I'm attempting to change the Application Family Identifier of an RFID tag from 0x07 to 0xC2 and back again using NFC on an Android phone. I've read over the standards, as well as supporting information online, and have been given some command spec by a colleague, but no matter what I do I always get an I/O error.
I am sending the command 00:27:C2 via the NFC Tools android app - however I have also been prompted to try (and failed with) 22:27:C2 and 27:C2. The tags are new, so I'm 98% sure they're not locked, but it is a possibility and I haven't found a reliable source on how to discover if they are. I have some tags that are ICODE SLIK type, and some that are of an unknown type implementing that ISO standard.
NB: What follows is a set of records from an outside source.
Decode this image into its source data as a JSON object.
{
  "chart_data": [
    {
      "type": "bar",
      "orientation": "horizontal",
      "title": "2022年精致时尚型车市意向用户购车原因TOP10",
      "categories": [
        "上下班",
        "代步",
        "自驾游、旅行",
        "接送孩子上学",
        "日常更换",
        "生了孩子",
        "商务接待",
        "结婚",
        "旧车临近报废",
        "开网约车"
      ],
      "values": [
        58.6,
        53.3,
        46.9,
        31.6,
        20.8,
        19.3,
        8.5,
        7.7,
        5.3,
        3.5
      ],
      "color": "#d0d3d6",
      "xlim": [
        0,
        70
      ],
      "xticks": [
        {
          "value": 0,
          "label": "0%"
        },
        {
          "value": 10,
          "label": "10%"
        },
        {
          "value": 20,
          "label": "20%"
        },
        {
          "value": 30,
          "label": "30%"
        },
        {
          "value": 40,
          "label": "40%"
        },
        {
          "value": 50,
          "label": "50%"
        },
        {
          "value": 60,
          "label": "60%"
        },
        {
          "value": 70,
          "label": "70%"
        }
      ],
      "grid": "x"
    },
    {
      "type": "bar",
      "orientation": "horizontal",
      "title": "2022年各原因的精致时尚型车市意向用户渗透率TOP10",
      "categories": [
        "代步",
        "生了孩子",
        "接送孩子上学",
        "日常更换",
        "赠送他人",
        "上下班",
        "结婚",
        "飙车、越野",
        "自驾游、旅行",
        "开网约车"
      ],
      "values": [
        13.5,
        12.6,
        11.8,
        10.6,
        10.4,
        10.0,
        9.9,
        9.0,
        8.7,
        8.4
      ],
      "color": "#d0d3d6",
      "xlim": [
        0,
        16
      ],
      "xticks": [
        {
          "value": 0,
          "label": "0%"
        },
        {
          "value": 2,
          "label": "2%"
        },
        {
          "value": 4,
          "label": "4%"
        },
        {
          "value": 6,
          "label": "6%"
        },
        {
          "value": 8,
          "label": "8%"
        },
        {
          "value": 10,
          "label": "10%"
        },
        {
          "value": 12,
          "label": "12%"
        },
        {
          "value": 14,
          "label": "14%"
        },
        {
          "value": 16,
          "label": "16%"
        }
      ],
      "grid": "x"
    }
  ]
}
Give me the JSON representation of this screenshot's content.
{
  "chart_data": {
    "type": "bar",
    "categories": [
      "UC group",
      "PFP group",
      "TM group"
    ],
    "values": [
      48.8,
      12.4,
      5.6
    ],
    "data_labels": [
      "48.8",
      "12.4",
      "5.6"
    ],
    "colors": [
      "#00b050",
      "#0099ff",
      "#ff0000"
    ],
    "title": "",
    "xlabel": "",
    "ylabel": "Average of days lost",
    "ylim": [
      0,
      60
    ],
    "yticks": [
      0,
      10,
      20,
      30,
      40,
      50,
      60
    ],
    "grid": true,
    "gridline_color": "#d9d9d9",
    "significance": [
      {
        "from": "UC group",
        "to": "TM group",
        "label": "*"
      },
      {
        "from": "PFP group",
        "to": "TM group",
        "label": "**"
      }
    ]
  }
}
The Log from NFC Tools are always as follows (with different chip ID depending on which I use):
> Waiting
> Chip detected: 24:03:F9:64:50:01:04:E0
> Available I/O Class: NfcV
> Connecting NfcV
> Connected
> Sending «command»
> Error: I/O failure
A warning at the beginning: my answer depends on an NfcV tag ICODE SLIX (SL2S2002) type, so please do not rely on the parameters if you are using another type. Please have a close look to the data sheet of your tag. If you are unsure about the tag type I'm recommending the NXP TagInfo app, available in app stores.
Writing to an NfcV tag is a bi different to other (storage) tags, especially when writing "administrative data" like the AFI. There is not just the command (it's 0x27h) but the Iso15693Flags as well. Using the wrong setting for this flag may damage your tag !
I wrote this method for usage on Android/Java to write a new AFI value using the default OptionSet (Flags). This needs to have the TagUID available in a global variable (tagUid) that is copied into the tagUid placeholder (the placeholder ist just a nulled UID).
public boolean writeAfi(byte afi) {
// written for ICODE SLIX (SL2S2002)
byte[] cmd = new byte[] {
/* FLAGS */ (byte)0x20, // flags: addressed (= UID field present), use default OptionSet
/* COMMAND */ WRITE_AFI_CCOMMAND, //(byte)0x27, // command write afi
/* UID */ (byte)0x00, (byte)0x00, (byte)0x00, (byte)0x00, (byte)0x00, (byte)0x00, (byte)0x00, (byte)0x00,
/* OFFSET */ afi
};
System.arraycopy(tagUid, 0, cmd, 2, 8); // copy tagId to UID
byte[] response;
try {
response = nfcV.transceive(cmd);
} catch (IOException e) {
errorCode = RESPONSE_FAILURE;
errorCodeReason = "writeAfi IOException: " + e.getMessage();
Log.e(TAG, "writeAfi IOException: " + e.getMessage());
return false;
}
if (!checkResponse(response)) return false; // errorCode and reason are setup
Log.d(TAG, "afi written successfully");
errorCode = RESPONSE_OK;
errorCodeReason = RESPONSE_OK_STRING;
return true;
}
If this fails there are several reasons for:
a) the TagUID is wrong - double check with e.g. TagInfo
b) The AFI is locked. The AFI can get locked programatically and this is a "one time" command that cannot get reversed ("unlocked"). A brand new card should not be locked but when playing with such a tag...
c) The AFI is password protected, meaning you can write to this field only after a successful authentication. Same as b), a brand new tag is not protected by default.